Recently, someone brought to my attention this wonderful green velvet jerkin with gold embroidery in the textiles collection at the Metropolitan Museum of Art in New York City.
If you click the small image at left, you can go to the Met site and view and download some beautiful high-rez images of the garment for your study.
If you haven't already done so, you really should peruse this collection for ideas. The clothing, embroidery, and accoutrement in their collection is impressive. Even more impressive is their web site and its offering of high-resolution images for historical costume study.
Note that the doublet isn't a solid green velvet, but rather a multicolor fabric that reads as green from a distance. It's a weaving style we see in carpets and upholstery fabrics every day. I can't say for certain how much of that is due to age and the color-fastness of the composite threads, but considering the overall preservation of the fabric, it's hard not to take this as intentional.

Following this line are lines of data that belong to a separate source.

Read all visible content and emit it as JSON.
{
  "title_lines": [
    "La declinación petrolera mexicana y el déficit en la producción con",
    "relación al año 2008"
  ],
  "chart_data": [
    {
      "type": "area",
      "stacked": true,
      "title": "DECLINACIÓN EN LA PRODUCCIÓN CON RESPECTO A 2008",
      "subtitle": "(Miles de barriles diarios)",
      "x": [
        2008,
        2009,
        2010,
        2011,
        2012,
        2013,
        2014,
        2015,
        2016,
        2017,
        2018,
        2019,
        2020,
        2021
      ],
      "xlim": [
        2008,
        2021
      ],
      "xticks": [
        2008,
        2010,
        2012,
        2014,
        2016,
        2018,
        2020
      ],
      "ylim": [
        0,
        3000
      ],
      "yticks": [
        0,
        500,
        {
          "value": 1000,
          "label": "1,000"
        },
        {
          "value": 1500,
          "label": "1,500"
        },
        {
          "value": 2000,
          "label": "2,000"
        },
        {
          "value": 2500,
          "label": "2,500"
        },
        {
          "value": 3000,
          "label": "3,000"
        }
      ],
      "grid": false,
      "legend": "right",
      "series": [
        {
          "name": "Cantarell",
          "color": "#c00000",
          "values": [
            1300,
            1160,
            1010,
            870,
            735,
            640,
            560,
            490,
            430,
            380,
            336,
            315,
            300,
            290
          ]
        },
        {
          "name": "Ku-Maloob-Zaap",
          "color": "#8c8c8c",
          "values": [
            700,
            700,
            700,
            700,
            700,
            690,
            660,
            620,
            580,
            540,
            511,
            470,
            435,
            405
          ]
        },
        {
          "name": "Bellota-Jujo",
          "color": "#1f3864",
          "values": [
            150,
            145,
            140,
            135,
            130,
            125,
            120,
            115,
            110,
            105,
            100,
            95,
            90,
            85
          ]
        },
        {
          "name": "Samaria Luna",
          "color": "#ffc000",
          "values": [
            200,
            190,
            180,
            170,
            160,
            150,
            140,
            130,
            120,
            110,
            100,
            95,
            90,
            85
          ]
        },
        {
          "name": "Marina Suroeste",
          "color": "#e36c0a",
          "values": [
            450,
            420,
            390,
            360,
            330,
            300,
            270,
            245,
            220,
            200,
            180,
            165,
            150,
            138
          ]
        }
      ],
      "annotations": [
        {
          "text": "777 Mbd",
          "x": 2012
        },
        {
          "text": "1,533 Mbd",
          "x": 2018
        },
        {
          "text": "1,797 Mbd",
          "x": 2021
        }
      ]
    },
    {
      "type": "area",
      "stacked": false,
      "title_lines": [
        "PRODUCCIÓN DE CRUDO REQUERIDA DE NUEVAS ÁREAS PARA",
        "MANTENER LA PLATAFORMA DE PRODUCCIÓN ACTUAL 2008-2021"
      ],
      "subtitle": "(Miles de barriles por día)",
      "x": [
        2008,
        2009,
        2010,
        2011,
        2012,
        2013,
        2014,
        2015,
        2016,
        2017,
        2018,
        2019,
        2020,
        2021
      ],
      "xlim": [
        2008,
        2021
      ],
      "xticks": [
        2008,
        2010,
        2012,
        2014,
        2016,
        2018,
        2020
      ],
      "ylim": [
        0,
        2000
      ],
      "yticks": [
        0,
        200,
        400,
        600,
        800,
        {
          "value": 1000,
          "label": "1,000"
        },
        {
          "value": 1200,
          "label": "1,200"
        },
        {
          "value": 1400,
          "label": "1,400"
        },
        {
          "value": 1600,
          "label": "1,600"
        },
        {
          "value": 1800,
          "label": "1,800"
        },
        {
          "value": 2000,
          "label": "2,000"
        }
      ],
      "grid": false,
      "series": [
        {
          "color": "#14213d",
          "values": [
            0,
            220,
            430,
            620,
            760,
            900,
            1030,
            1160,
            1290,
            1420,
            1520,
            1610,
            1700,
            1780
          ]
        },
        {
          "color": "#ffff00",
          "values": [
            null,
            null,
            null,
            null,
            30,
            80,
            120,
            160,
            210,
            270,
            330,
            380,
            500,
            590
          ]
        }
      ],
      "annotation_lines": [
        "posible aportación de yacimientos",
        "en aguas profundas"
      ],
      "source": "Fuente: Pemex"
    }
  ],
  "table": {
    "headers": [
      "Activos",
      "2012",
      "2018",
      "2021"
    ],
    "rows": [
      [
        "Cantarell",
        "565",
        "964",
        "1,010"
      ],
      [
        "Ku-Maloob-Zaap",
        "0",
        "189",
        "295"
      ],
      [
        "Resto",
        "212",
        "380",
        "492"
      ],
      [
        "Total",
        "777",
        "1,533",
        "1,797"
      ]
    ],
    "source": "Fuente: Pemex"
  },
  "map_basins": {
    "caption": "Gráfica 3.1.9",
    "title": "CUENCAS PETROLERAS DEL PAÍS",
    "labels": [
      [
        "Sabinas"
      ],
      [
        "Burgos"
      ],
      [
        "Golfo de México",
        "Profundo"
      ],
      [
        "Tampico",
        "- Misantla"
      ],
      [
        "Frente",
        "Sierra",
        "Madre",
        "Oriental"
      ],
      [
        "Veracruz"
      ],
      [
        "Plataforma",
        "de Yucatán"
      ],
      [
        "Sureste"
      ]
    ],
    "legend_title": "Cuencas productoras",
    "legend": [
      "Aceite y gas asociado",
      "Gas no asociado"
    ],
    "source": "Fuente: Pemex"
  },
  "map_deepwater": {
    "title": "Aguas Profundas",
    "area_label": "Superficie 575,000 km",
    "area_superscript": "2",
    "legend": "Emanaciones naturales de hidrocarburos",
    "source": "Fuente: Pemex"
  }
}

There are four very small things on this jerkin that I might've missed had I not been able to handle the garment proper or zoom in as much as they allow on the Met website. All four are immediately relevant to what we've been discussing lately regarding thread-covered buttons and button holes.
One: Note that the wrap of the complete button at the top of the image is not secured along the sides. It is a wood core, wrapped latitudinally and then gone over longitudinally with more threads that are secured at the pole by a bit of gold purl.
Two: Note how open the buttonhole stitches are and how they are rounded at the ends rather than squared off as I did in the demo a few weeks back.
Three: Here you can actually see the wood core of the button exposed as well as the method of attaching the button to the doublet: a loop at the base of the button rather than sewing the button directly to the doublet using the threads that wrapped it as some advise. You can also make out the thin strip of gold leaf that wrapped the threads unraveling and coming away from the inner core.
Four: Where he buttonhole stitches are coming undone from the velvet, you can see the double-row of grey (probably linen) stay stitches that still hold the buttonhole secure from raveling.